Shourd's arrival in New York coincided with that of Ahmadinejad, who will be in New York to attend the U.N. General Assembly.
"We hope they appreciate this job," Ahmadinejad said in a state TV interview broadcast Friday night, in regards to Shourd's release.
"They violated the law," he said of the hikers on ABC's "This Week" with Christiane Amanpour. "Do you want violators to be released?
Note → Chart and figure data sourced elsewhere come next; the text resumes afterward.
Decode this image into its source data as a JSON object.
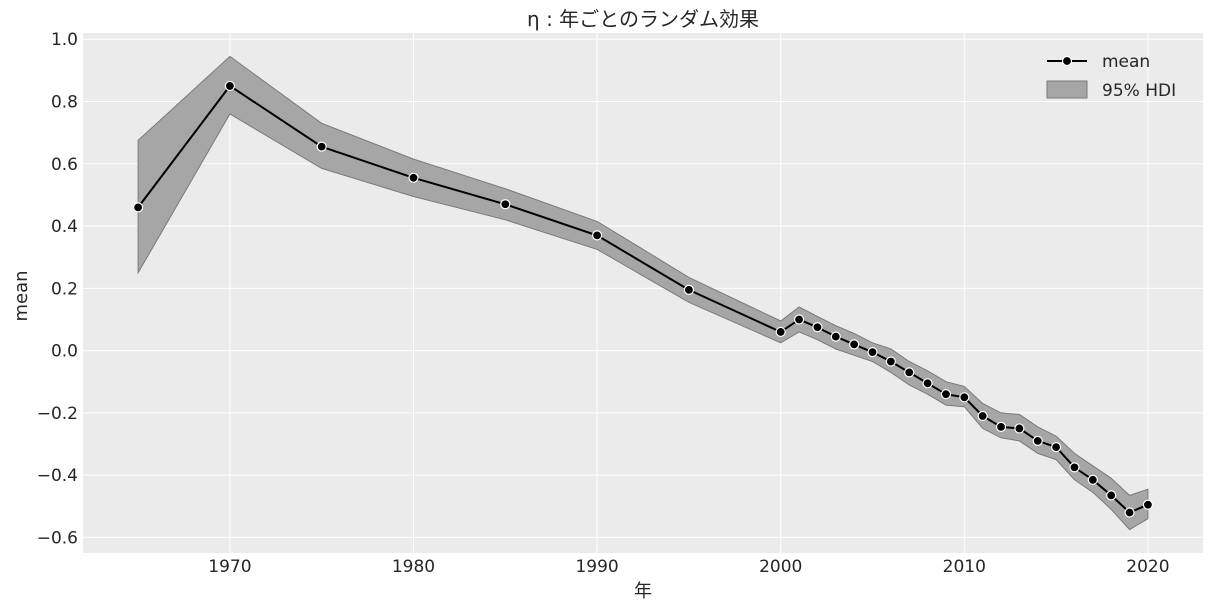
{
  "chart_data": {
    "type": "line",
    "title": "η : 年ごとのランダム効果",
    "xlabel": "年",
    "ylabel": "mean",
    "xlim": [
      1962,
      2023
    ],
    "ylim": [
      -0.65,
      1.02
    ],
    "xticks": [
      1970,
      1980,
      1990,
      2000,
      2010,
      2020
    ],
    "yticks": [
      1.0,
      0.8,
      0.6,
      0.4,
      0.2,
      0.0,
      -0.2,
      -0.4,
      -0.6
    ],
    "ytick_labels": [
      "1.0",
      "0.8",
      "0.6",
      "0.4",
      "0.2",
      "0.0",
      "−0.2",
      "−0.4",
      "−0.6"
    ],
    "grid": true,
    "legend_position": "top-right",
    "legend": [
      "mean",
      "95% HDI"
    ],
    "series": [
      {
        "name": "mean",
        "x": [
          1965,
          1970,
          1975,
          1980,
          1985,
          1990,
          1995,
          2000,
          2001,
          2002,
          2003,
          2004,
          2005,
          2006,
          2007,
          2008,
          2009,
          2010,
          2011,
          2012,
          2013,
          2014,
          2015,
          2016,
          2017,
          2018,
          2019,
          2020
        ],
        "y": [
          0.46,
          0.85,
          0.655,
          0.555,
          0.47,
          0.37,
          0.195,
          0.06,
          0.1,
          0.075,
          0.045,
          0.02,
          -0.005,
          -0.035,
          -0.07,
          -0.105,
          -0.14,
          -0.15,
          -0.21,
          -0.245,
          -0.25,
          -0.29,
          -0.31,
          -0.375,
          -0.415,
          -0.465,
          -0.52,
          -0.495
        ]
      }
    ],
    "band": {
      "name": "95% HDI",
      "lower": [
        0.25,
        0.76,
        0.585,
        0.495,
        0.42,
        0.325,
        0.155,
        0.025,
        0.06,
        0.035,
        0.005,
        -0.015,
        -0.035,
        -0.07,
        -0.11,
        -0.14,
        -0.175,
        -0.18,
        -0.25,
        -0.28,
        -0.29,
        -0.33,
        -0.35,
        -0.415,
        -0.455,
        -0.51,
        -0.575,
        -0.54
      ],
      "upper": [
        0.675,
        0.945,
        0.73,
        0.615,
        0.52,
        0.415,
        0.235,
        0.095,
        0.14,
        0.11,
        0.08,
        0.055,
        0.025,
        0.005,
        -0.035,
        -0.065,
        -0.1,
        -0.115,
        -0.17,
        -0.2,
        -0.205,
        -0.245,
        -0.275,
        -0.33,
        -0.37,
        -0.41,
        -0.465,
        -0.445
      ]
    },
    "colors": {
      "background": "#ebebeb",
      "grid": "#ffffff",
      "line": "#000000",
      "marker_edge": "#ffffff",
      "band_fill": "#a6a6a6",
      "band_edge": "#7a7a7a"
    }
  }
}
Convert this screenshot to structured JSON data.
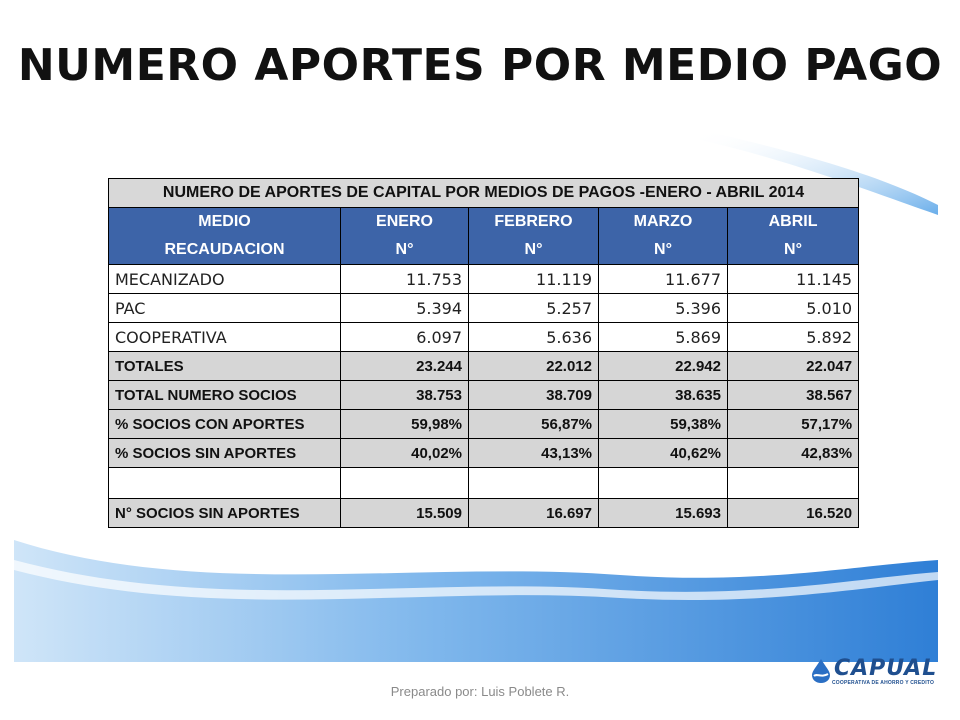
{
  "title": "NUMERO APORTES POR MEDIO PAGO",
  "table": {
    "caption": "NUMERO DE APORTES DE CAPITAL POR MEDIOS DE PAGOS -ENERO - ABRIL 2014",
    "header_row1": [
      "MEDIO",
      "ENERO",
      "FEBRERO",
      "MARZO",
      "ABRIL"
    ],
    "header_row2": [
      "RECAUDACION",
      "N°",
      "N°",
      "N°",
      "N°"
    ],
    "rows": [
      {
        "label": "MECANIZADO",
        "values": [
          "11.753",
          "11.119",
          "11.677",
          "11.145"
        ]
      },
      {
        "label": "PAC",
        "values": [
          "5.394",
          "5.257",
          "5.396",
          "5.010"
        ]
      },
      {
        "label": "COOPERATIVA",
        "values": [
          "6.097",
          "5.636",
          "5.869",
          "5.892"
        ]
      },
      {
        "label": "TOTALES",
        "values": [
          "23.244",
          "22.012",
          "22.942",
          "22.047"
        ]
      },
      {
        "label": "TOTAL NUMERO SOCIOS",
        "values": [
          "38.753",
          "38.709",
          "38.635",
          "38.567"
        ]
      },
      {
        "label": "% SOCIOS CON APORTES",
        "values": [
          "59,98%",
          "56,87%",
          "59,38%",
          "57,17%"
        ]
      },
      {
        "label": "% SOCIOS SIN APORTES",
        "values": [
          "40,02%",
          "43,13%",
          "40,62%",
          "42,83%"
        ]
      },
      {
        "label": "N° SOCIOS SIN APORTES",
        "values": [
          "15.509",
          "16.697",
          "15.693",
          "16.520"
        ]
      }
    ]
  },
  "footer": "Preparado por: Luis Poblete R.",
  "logo": {
    "name": "CAPUAL",
    "tagline": "COOPERATIVA DE AHORRO Y CREDITO"
  },
  "colors": {
    "header_blue": "#3d64a8",
    "grey_row": "#d6d6d6",
    "wave_blue": "#4f97de"
  }
}
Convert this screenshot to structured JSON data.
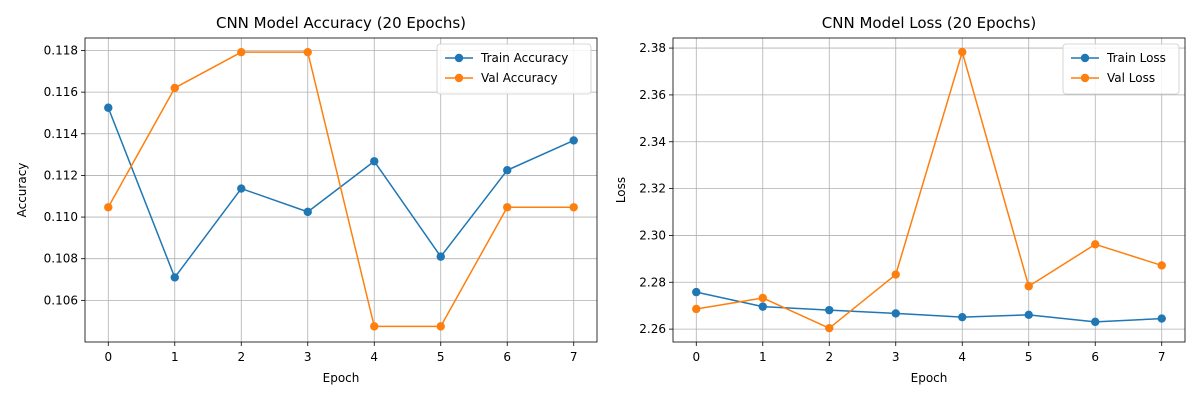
{
  "chart_data": [
    {
      "type": "line",
      "title": "CNN Model Accuracy (20 Epochs)",
      "xlabel": "Epoch",
      "ylabel": "Accuracy",
      "x": [
        0,
        1,
        2,
        3,
        4,
        5,
        6,
        7
      ],
      "xticks": [
        "0",
        "1",
        "2",
        "3",
        "4",
        "5",
        "6",
        "7"
      ],
      "xlim": [
        -0.35,
        7.35
      ],
      "ylim": [
        0.104,
        0.1186
      ],
      "yticks": [
        "0.106",
        "0.108",
        "0.110",
        "0.112",
        "0.114",
        "0.116",
        "0.118"
      ],
      "grid": true,
      "legend_position": "top-right",
      "series": [
        {
          "name": "Train Accuracy",
          "color": "#1f77b4",
          "values": [
            0.11525,
            0.1071,
            0.11137,
            0.11025,
            0.11268,
            0.1081,
            0.11225,
            0.11368
          ]
        },
        {
          "name": "Val Accuracy",
          "color": "#ff7f0e",
          "values": [
            0.11047,
            0.1162,
            0.11792,
            0.11792,
            0.10475,
            0.10475,
            0.11047,
            0.11047
          ]
        }
      ]
    },
    {
      "type": "line",
      "title": "CNN Model Loss (20 Epochs)",
      "xlabel": "Epoch",
      "ylabel": "Loss",
      "x": [
        0,
        1,
        2,
        3,
        4,
        5,
        6,
        7
      ],
      "xticks": [
        "0",
        "1",
        "2",
        "3",
        "4",
        "5",
        "6",
        "7"
      ],
      "xlim": [
        -0.35,
        7.35
      ],
      "ylim": [
        2.2545,
        2.3843
      ],
      "yticks": [
        "2.26",
        "2.28",
        "2.30",
        "2.32",
        "2.34",
        "2.36",
        "2.38"
      ],
      "grid": true,
      "legend_position": "top-right",
      "series": [
        {
          "name": "Train Loss",
          "color": "#1f77b4",
          "values": [
            2.2758,
            2.2696,
            2.2681,
            2.2667,
            2.2651,
            2.2661,
            2.2631,
            2.2645
          ]
        },
        {
          "name": "Val Loss",
          "color": "#ff7f0e",
          "values": [
            2.2686,
            2.2733,
            2.2604,
            2.2833,
            2.3783,
            2.2783,
            2.2962,
            2.2872
          ]
        }
      ]
    }
  ]
}
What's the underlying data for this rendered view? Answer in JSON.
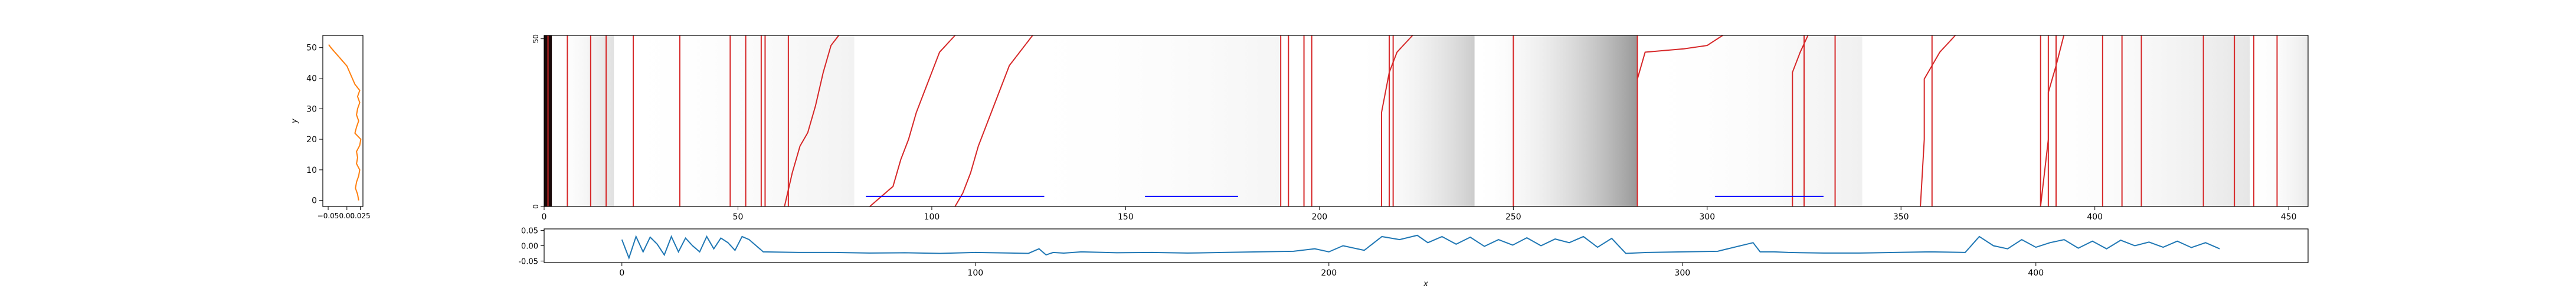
{
  "chart_data": [
    {
      "panel": "side-profile",
      "type": "line",
      "ylabel": "y",
      "xlabel": "",
      "xlim": [
        -0.045,
        0.03
      ],
      "ylim": [
        -2,
        54
      ],
      "x_ticks": [
        "−0.05",
        "0.00",
        "0.025"
      ],
      "y_ticks": [
        0,
        10,
        20,
        30,
        40,
        50
      ],
      "color": "#ff7f0e",
      "points": [
        [
          0.022,
          0
        ],
        [
          0.02,
          2
        ],
        [
          0.016,
          4
        ],
        [
          0.018,
          6
        ],
        [
          0.022,
          8
        ],
        [
          0.024,
          10
        ],
        [
          0.018,
          12
        ],
        [
          0.02,
          14
        ],
        [
          0.018,
          16
        ],
        [
          0.024,
          18
        ],
        [
          0.026,
          20
        ],
        [
          0.015,
          22
        ],
        [
          0.018,
          24
        ],
        [
          0.022,
          26
        ],
        [
          0.018,
          28
        ],
        [
          0.02,
          30
        ],
        [
          0.024,
          32
        ],
        [
          0.02,
          34
        ],
        [
          0.024,
          36
        ],
        [
          0.015,
          38
        ],
        [
          0.01,
          40
        ],
        [
          0.005,
          42
        ],
        [
          0.0,
          44
        ],
        [
          -0.01,
          46
        ],
        [
          -0.02,
          48
        ],
        [
          -0.03,
          50
        ],
        [
          -0.034,
          51
        ]
      ]
    },
    {
      "panel": "main-heatmap",
      "type": "heatmap",
      "xlim": [
        0,
        455
      ],
      "ylim": [
        0,
        51
      ],
      "x_ticks": [
        0,
        50,
        100,
        150,
        200,
        250,
        300,
        350,
        400,
        450
      ],
      "y_ticks": [
        0,
        50
      ],
      "grid": false,
      "colormap": "greys",
      "shading_bands": [
        {
          "x0": 0,
          "x1": 2,
          "level": 1.0
        },
        {
          "x0": 2,
          "x1": 18,
          "level": 0.12
        },
        {
          "x0": 18,
          "x1": 80,
          "level": 0.05
        },
        {
          "x0": 120,
          "x1": 190,
          "level": 0.04
        },
        {
          "x0": 210,
          "x1": 240,
          "level": 0.2
        },
        {
          "x0": 240,
          "x1": 282,
          "level": 0.4
        },
        {
          "x0": 282,
          "x1": 340,
          "level": 0.06
        },
        {
          "x0": 380,
          "x1": 440,
          "level": 0.1
        },
        {
          "x0": 440,
          "x1": 455,
          "level": 0.08
        }
      ],
      "series_vertical": {
        "color": "#d62728",
        "x_positions": [
          1,
          6,
          12,
          16,
          23,
          35,
          48,
          52,
          56,
          57,
          63,
          190,
          192,
          196,
          198,
          218,
          219,
          250,
          282,
          325,
          333,
          358,
          386,
          388,
          390,
          402,
          407,
          412,
          428,
          436,
          441,
          447
        ]
      },
      "series_curves": {
        "color": "#d62728",
        "curves": [
          [
            [
              62,
              0
            ],
            [
              64,
              10
            ],
            [
              66,
              18
            ],
            [
              68,
              22
            ],
            [
              70,
              30
            ],
            [
              72,
              40
            ],
            [
              74,
              48
            ],
            [
              76,
              51
            ]
          ],
          [
            [
              84,
              0
            ],
            [
              90,
              6
            ],
            [
              92,
              14
            ],
            [
              94,
              20
            ],
            [
              96,
              28
            ],
            [
              98,
              34
            ],
            [
              100,
              40
            ],
            [
              102,
              46
            ],
            [
              106,
              51
            ]
          ],
          [
            [
              106,
              0
            ],
            [
              108,
              4
            ],
            [
              110,
              10
            ],
            [
              112,
              18
            ],
            [
              114,
              24
            ],
            [
              116,
              30
            ],
            [
              118,
              36
            ],
            [
              120,
              42
            ],
            [
              124,
              48
            ],
            [
              126,
              51
            ]
          ],
          [
            [
              216,
              0
            ],
            [
              216,
              14
            ],
            [
              216,
              28
            ],
            [
              218,
              40
            ],
            [
              220,
              46
            ],
            [
              224,
              51
            ]
          ],
          [
            [
              282,
              38
            ],
            [
              284,
              46
            ],
            [
              294,
              47
            ],
            [
              300,
              48
            ],
            [
              304,
              51
            ]
          ],
          [
            [
              322,
              0
            ],
            [
              322,
              20
            ],
            [
              322,
              40
            ],
            [
              324,
              46
            ],
            [
              326,
              51
            ]
          ],
          [
            [
              386,
              0
            ],
            [
              388,
              20
            ],
            [
              388,
              34
            ],
            [
              390,
              42
            ],
            [
              392,
              51
            ]
          ],
          [
            [
              355,
              0
            ],
            [
              356,
              20
            ],
            [
              356,
              38
            ],
            [
              360,
              46
            ],
            [
              364,
              51
            ]
          ]
        ]
      },
      "series_horizontal": {
        "color": "#0000ff",
        "segments": [
          {
            "x0": 83,
            "x1": 129,
            "y": 3
          },
          {
            "x0": 155,
            "x1": 179,
            "y": 3
          },
          {
            "x0": 302,
            "x1": 330,
            "y": 3
          }
        ]
      }
    },
    {
      "panel": "bottom-profile",
      "type": "line",
      "xlabel": "x",
      "ylabel": "",
      "xlim": [
        -22,
        477
      ],
      "ylim": [
        -0.055,
        0.055
      ],
      "x_ticks": [
        0,
        100,
        200,
        300,
        400
      ],
      "y_ticks": [
        "-0.05",
        "0.00",
        "0.05"
      ],
      "color": "#1f77b4",
      "x": [
        0,
        2,
        4,
        6,
        8,
        10,
        12,
        14,
        16,
        18,
        20,
        22,
        24,
        26,
        28,
        30,
        32,
        34,
        36,
        40,
        50,
        60,
        70,
        80,
        90,
        100,
        110,
        115,
        118,
        120,
        122,
        125,
        130,
        140,
        150,
        160,
        170,
        180,
        190,
        196,
        200,
        204,
        210,
        215,
        220,
        225,
        228,
        232,
        236,
        240,
        244,
        248,
        252,
        256,
        260,
        264,
        268,
        272,
        276,
        280,
        284,
        290,
        300,
        310,
        320,
        322,
        326,
        330,
        340,
        350,
        360,
        370,
        380,
        384,
        388,
        392,
        396,
        400,
        404,
        408,
        412,
        416,
        420,
        424,
        428,
        432,
        436,
        440,
        444,
        448,
        452
      ],
      "y": [
        0.02,
        -0.04,
        0.03,
        -0.02,
        0.028,
        0.005,
        -0.03,
        0.03,
        -0.02,
        0.025,
        0.0,
        -0.02,
        0.03,
        -0.01,
        0.025,
        0.01,
        -0.015,
        0.03,
        0.02,
        -0.02,
        -0.022,
        -0.022,
        -0.024,
        -0.023,
        -0.025,
        -0.022,
        -0.024,
        -0.025,
        -0.01,
        -0.03,
        -0.022,
        -0.024,
        -0.02,
        -0.023,
        -0.022,
        -0.024,
        -0.022,
        -0.02,
        -0.018,
        -0.01,
        -0.02,
        0.0,
        -0.015,
        0.03,
        0.02,
        0.034,
        0.01,
        0.03,
        0.005,
        0.028,
        -0.002,
        0.02,
        0.002,
        0.026,
        0.0,
        0.022,
        0.01,
        0.03,
        -0.005,
        0.024,
        -0.025,
        -0.022,
        -0.02,
        -0.018,
        0.01,
        -0.02,
        -0.02,
        -0.022,
        -0.024,
        -0.024,
        -0.022,
        -0.02,
        -0.022,
        0.03,
        0.0,
        -0.01,
        0.02,
        -0.005,
        0.01,
        0.02,
        -0.008,
        0.015,
        -0.01,
        0.018,
        0.0,
        0.012,
        -0.005,
        0.015,
        -0.006,
        0.01,
        -0.01
      ]
    }
  ]
}
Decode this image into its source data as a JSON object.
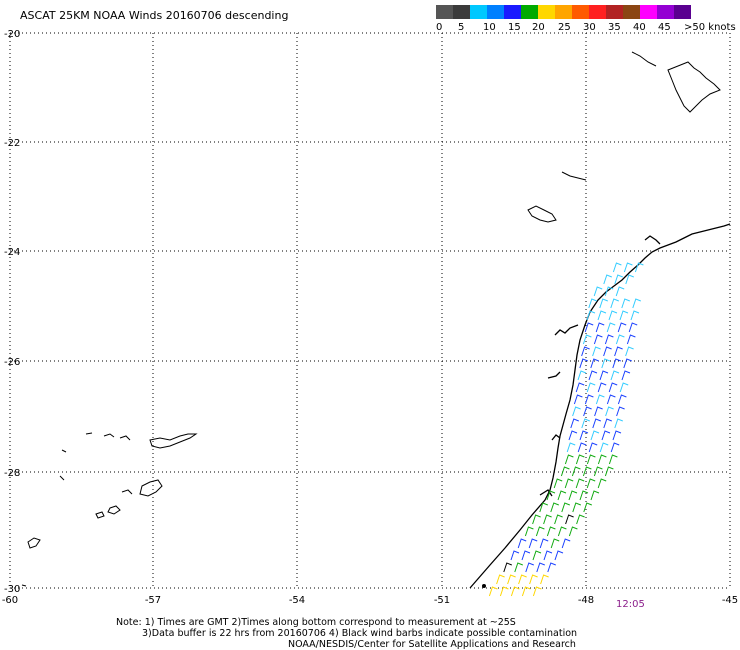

Is that what you're asking me?
"It would not be misplaced to ask that the U.S. government should take a humanitarian gesture to release the Iranians who were illegally arrested and detained here in the United States," Ahmadinejad said.
Before leaving Iran earlier this week, Shourd singled out President Mahmoud Ahmadinejad in a statement of gratitude on Iranian TV.
"I want to really offer my thanks to everyone in the world, all of the governments, all of the people that have been involved," said Shourd, 32. "And I especially, particularly want to address President Ahmadinejad, and all of the Iranian officials ... and the religious leaders, and thank them for this humanitarian gesture.
"I'm grateful, and I'm very humbled by this moment," she said.
The families of all three hikers released a statement Thursday, saying they "applaud the Iranian authorities for showing compassion in Sarah's case and again call on them to do the only right thing and release Shane and Josh immediately."
Laura Fattal, the mother of Josh Fattal, said that her only mission is to bring the two remaining hikers home.
"We believe in our hearts they [Iran] will have this compassion to release both kids and we hope as soon as possible."
Tehran's prosecutor offered little hope for the two jailed hikers, saying Thursday they will now be tried for spying.
President Obama said Tuesday he was "very pleased" by Shourd's release, and called for the release of the other two hikers in a statement, saying they "have committed no crime."
"We remain hopeful that Iran will demonstrate renewed compassion by ensuring the return of Shane, Josh and all the other missing or detained Americans in Iran," Obama said.
The State Department said that the willingness to release Shourd proved Iran's ability to "resolve" all the hikers' cases.
Iranian officials, including Ahmadinejad, had announced last week that Shourd would be released on Sept. 11.
Officials in Iran's judiciary canceled Shourd's release last Friday, but reversed themselves on the condition that her family post $500,000 bail, according to an Iranian prosecutor who spoke to Iran's IRNA news agency.
A "bank guarantee" for the bail had been given, an attorney for the hiker's Masoud Shafie, told ABC News.
"The case inspector informed the Tehran prosecutor of a bank guarantee concerning the posting of bail and after the prosecutor's agreement, he issued the order for her freedom," the prosecutor's website said Tuesday, according to PressTV Iran.
The report did not say who was responsible for the guarantee, but two U.S. officials told ABC News Iran had received "assurances" from the country of Oman concerning the bail money.
A senior U.S. official familiar with the negotiations told ABC News Monday that the U.S. government would not be contributing any cash for Shourd's release.
ABC News' Jason Stine, Kirit Radia, Sabrina Parise, Thea Trachtenberg and The Associated Press contributed to this report.